Dans sa cité, la danse est loin d’être une ambition valorisée, surtout pour un garçon. Les moqueries des camarades et l’incompréhension des proches, y compris de sa mère, ouvrière dans une usine, auraient pu freiner ses élans. Mais Preljocaj transforme ces obstacles en carburant, faisant de la danse un art de combat, une manière de défier les conventions et de se réinventer.
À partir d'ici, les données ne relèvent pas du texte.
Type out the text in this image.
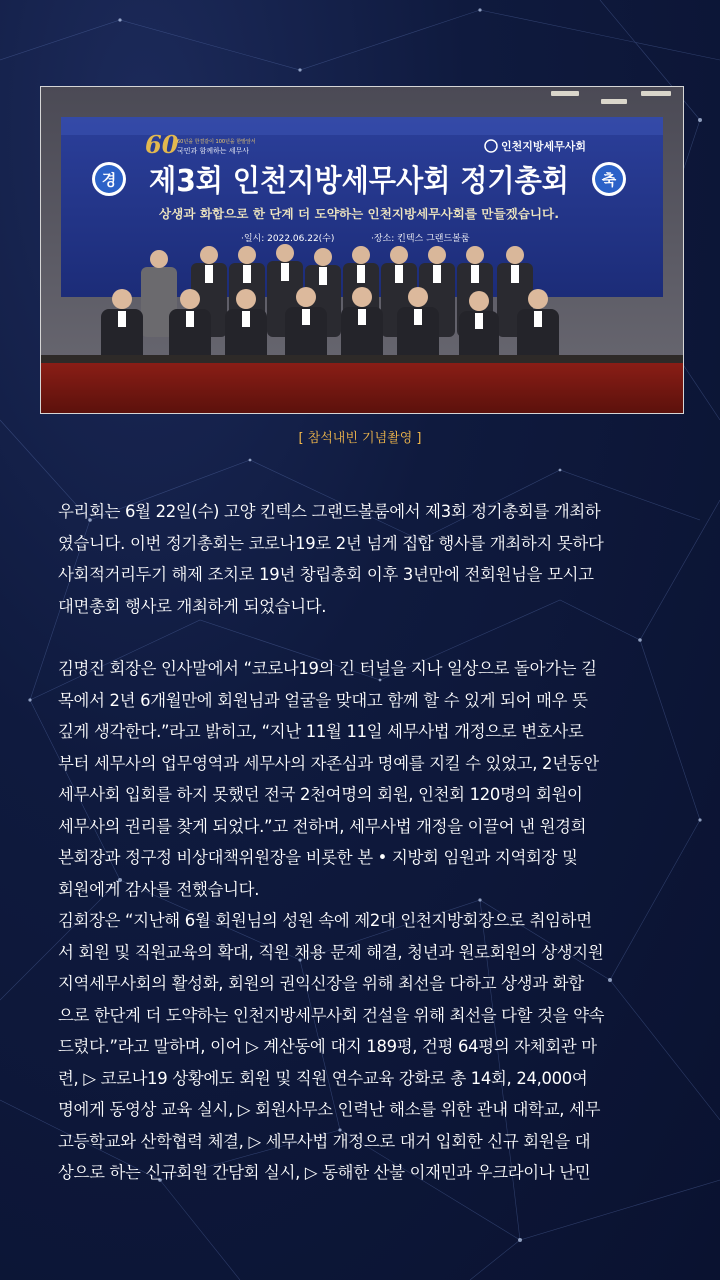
60
60년을 한결같이 100년을 한발앞서
국민과 함께하는 세무사	인천지방세무사회
경	축
제3회 인천지방세무사회 정기총회
상생과 화합으로 한 단계 더 도약하는 인천지방세무사회를 만들겠습니다.
·일시: 2022.06.22(수)	·장소: 킨텍스 그랜드볼룸
[ 참석내빈 기념촬영 ]

우리회는 6월 22일(수) 고양 킨텍스 그랜드볼룸에서 제3회 정기총회를 개최하
였습니다. 이번 정기총회는 코로나19로 2년 넘게 집합 행사를 개최하지 못하다
사회적거리두기 해제 조치로 19년 창립총회 이후 3년만에 전회원님을 모시고
대면총회 행사로 개최하게 되었습니다.

김명진 회장은 인사말에서 “코로나19의 긴 터널을 지나 일상으로 돌아가는 길
목에서 2년 6개월만에 회원님과 얼굴을 맞대고 함께 할 수 있게 되어 매우 뜻
깊게 생각한다.”라고 밝히고, “지난 11월 11일 세무사법 개정으로 변호사로
부터 세무사의 업무영역과 세무사의 자존심과 명예를 지킬 수 있었고, 2년동안
세무사회 입회를 하지 못했던 전국 2천여명의 회원, 인천회 120명의 회원이
세무사의 권리를 찾게 되었다.”고 전하며, 세무사법 개정을 이끌어 낸 원경희
본회장과 정구정 비상대책위원장을 비롯한 본 • 지방회 임원과 지역회장 및
회원에게 감사를 전했습니다.

김회장은 “지난해 6월 회원님의 성원 속에 제2대 인천지방회장으로 취임하면
서 회원 및 직원교육의 확대, 직원 채용 문제 해결, 청년과 원로회원의 상생지원
지역세무사회의 활성화, 회원의 권익신장을 위해 최선을 다하고 상생과 화합
으로 한단계 더 도약하는 인천지방세무사회 건설을 위해 최선을 다할 것을 약속
드렸다.”라고 말하며, 이어 ▷ 계산동에 대지 189평, 건평 64평의 자체회관 마
련, ▷ 코로나19 상황에도 회원 및 직원 연수교육 강화로 총 14회, 24,000여
명에게 동영상 교육 실시, ▷ 회원사무소 인력난 해소를 위한 관내 대학교, 세무
고등학교와 산학협력 체결, ▷ 세무사법 개정으로 대거 입회한 신규 회원을 대
상으로 하는 신규회원 간담회 실시, ▷ 동해한 산불 이재민과 우크라이나 난민
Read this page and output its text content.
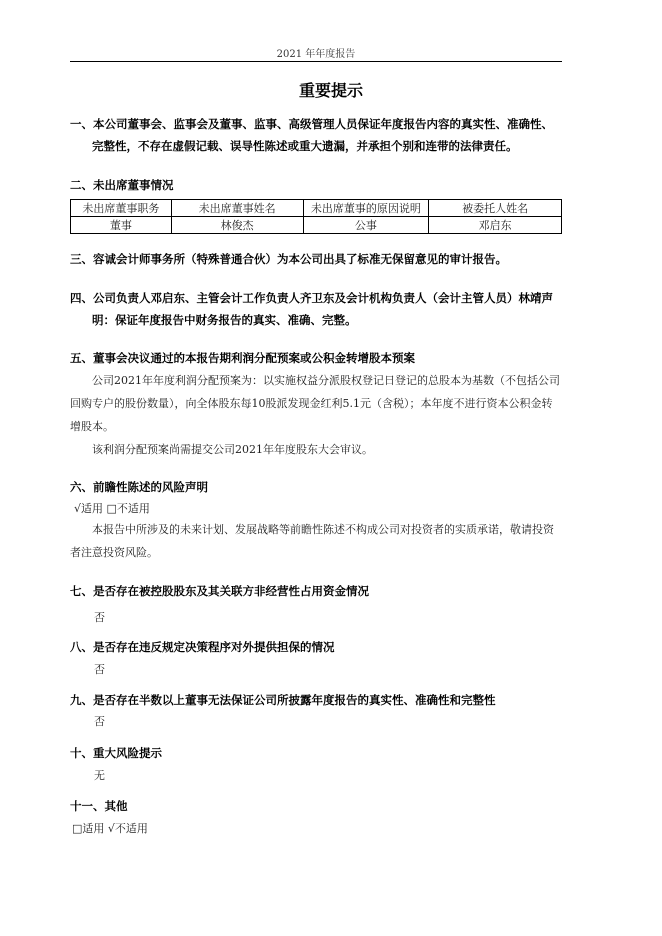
2021 年年度报告
重要提示
一、本公司董事会、监事会及董事、监事、高级管理人员保证年度报告内容的真实性、准确性、
完整性，不存在虚假记载、误导性陈述或重大遗漏，并承担个别和连带的法律责任。
二、未出席董事情况
未出席董事职务	未出席董事姓名	未出席董事的原因说明	被委托人姓名
董事	林俊杰	公事	邓启东
三、容诚会计师事务所（特殊普通合伙）为本公司出具了标准无保留意见的审计报告。
四、公司负责人邓启东、主管会计工作负责人齐卫东及会计机构负责人（会计主管人员）林靖声
明：保证年度报告中财务报告的真实、准确、完整。
五、董事会决议通过的本报告期利润分配预案或公积金转增股本预案
公司2021年年度利润分配预案为：以实施权益分派股权登记日登记的总股本为基数（不包括公司回购专户的股份数量），向全体股东每10股派发现金红利5.1元（含税）；本年度不进行资本公积金转增股本。
该利润分配预案尚需提交公司2021年年度股东大会审议。
六、前瞻性陈述的风险声明
√适用 □不适用
本报告中所涉及的未来计划、发展战略等前瞻性陈述不构成公司对投资者的实质承诺，敬请投资者注意投资风险。
七、是否存在被控股股东及其关联方非经营性占用资金情况
否
八、是否存在违反规定决策程序对外提供担保的情况
否
九、是否存在半数以上董事无法保证公司所披露年度报告的真实性、准确性和完整性
否
十、重大风险提示
无
十一、其他
□适用 √不适用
« Pour se faire une opinion sur ma carrière de danseur, ma mère a fait un sondage très succinct auprès de ses collègues ouvrières. Autant dire que je fus disqualifié au premier tour. »
Angelin Preljocaj
Des Premiers Pas à la Scène Mondiale
Le jeune Angelin ne se contente pas de rêver. Il s’engage corps et âme dans l’apprentissage de la danse, explorant d’abord le classique auprès de professeurs exilés russes, puis le contemporain à la Schola Cantorum. Sa détermination impressionne, au point qu’une enseignante, Karine Waehner, lui ouvre gratuitement ses cours. Mais c’est à New York, auprès de Merce Cunningham, qu’il découvre une vérité essentielle : la danse n’est pas une quête de beauté, mais une exploration de l’essence même du mouvement.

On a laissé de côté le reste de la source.